Apprehensively, she flipped through the envelopes, mostly bills, a few invitations to events they would never in a million years attend. Nothing dangerous so far. Maybe she was just being nuts, afraid of success, afraid of making things worse with her husband, like Ronnie suggested.

“Everybody goes through rocky periods in the business, you know that,” Ronnie said.

Emma nodded. In marriage, too.

“Look, better face it now. Success is harder to manage than failure. The least of it is nasty letters.”
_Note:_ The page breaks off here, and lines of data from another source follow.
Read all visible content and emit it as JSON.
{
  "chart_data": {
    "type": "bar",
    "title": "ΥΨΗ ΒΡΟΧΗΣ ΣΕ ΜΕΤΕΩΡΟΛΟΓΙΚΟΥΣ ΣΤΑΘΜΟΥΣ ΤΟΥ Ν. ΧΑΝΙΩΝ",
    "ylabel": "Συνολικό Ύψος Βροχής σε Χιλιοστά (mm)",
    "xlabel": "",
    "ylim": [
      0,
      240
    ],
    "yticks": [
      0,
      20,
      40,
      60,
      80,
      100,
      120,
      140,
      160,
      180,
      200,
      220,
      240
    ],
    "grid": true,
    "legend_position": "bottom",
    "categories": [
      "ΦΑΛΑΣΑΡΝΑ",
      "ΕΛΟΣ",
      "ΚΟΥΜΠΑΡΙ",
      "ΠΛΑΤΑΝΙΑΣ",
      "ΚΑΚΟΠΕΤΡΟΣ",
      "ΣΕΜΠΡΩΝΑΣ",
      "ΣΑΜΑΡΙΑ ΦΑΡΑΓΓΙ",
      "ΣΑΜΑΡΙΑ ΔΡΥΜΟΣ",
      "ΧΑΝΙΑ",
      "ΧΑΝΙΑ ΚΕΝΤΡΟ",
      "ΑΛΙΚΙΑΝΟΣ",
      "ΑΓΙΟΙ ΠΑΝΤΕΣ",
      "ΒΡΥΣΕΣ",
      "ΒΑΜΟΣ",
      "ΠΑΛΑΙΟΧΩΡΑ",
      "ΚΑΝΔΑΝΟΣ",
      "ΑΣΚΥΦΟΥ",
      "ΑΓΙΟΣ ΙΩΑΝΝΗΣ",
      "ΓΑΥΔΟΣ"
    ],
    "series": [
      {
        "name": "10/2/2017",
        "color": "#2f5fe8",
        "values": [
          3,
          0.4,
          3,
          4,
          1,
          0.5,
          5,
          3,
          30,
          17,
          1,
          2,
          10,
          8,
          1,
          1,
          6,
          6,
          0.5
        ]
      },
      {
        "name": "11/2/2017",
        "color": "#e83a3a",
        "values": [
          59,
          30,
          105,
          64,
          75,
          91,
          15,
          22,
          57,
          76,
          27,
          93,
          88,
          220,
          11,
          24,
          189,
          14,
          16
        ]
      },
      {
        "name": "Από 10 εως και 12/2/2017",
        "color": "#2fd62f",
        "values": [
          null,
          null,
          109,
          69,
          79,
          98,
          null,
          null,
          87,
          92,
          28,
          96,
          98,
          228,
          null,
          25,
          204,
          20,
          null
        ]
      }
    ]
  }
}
Emma came to the last envelope. It was from Save the Wilderness. Maybe Ronnie was right and this thing with the letters had played itself out. No more were coming in. The incoming fire was over. She picked up her jacket from where she had tossed it on a chair and wandered around the apartment, checking to see if it was in order. Everything was exactly as she had left it.

She was feeling all right and then without warning, anxiety about Jason welled up in her again. Where was he and why hadn’t he called her all day? It wasn’t like him. Was he just so mad at her he finally turned to one of his many fans, some woman, like himself terminally nice and comforting, from the ‘caring profession’? Someone who both sympathized and empathized with his needs?

That’s what they always asked her whenever she met one of them. “Are you in the ‘caring profession’?”

“No, I’m in the uncaring profession,” Emma was always tempted to retort. For Jason’s sake, she never had.

In the kitchen she found the slip of paper Jason left for her with the hotel number in San Diego on it. She never called him when he was away. He frequently made her feel guilty, but he didn’t like it when she made him feel guilty. She studied the number for a minute. Then she dialed it to see if he was really there.

The operator at the Meridien said there was no answer in his room. In a moment of pique at his secrecy, Emma didn’t care about the probability of bringing on his guilt. She left a message asking him to call her right away.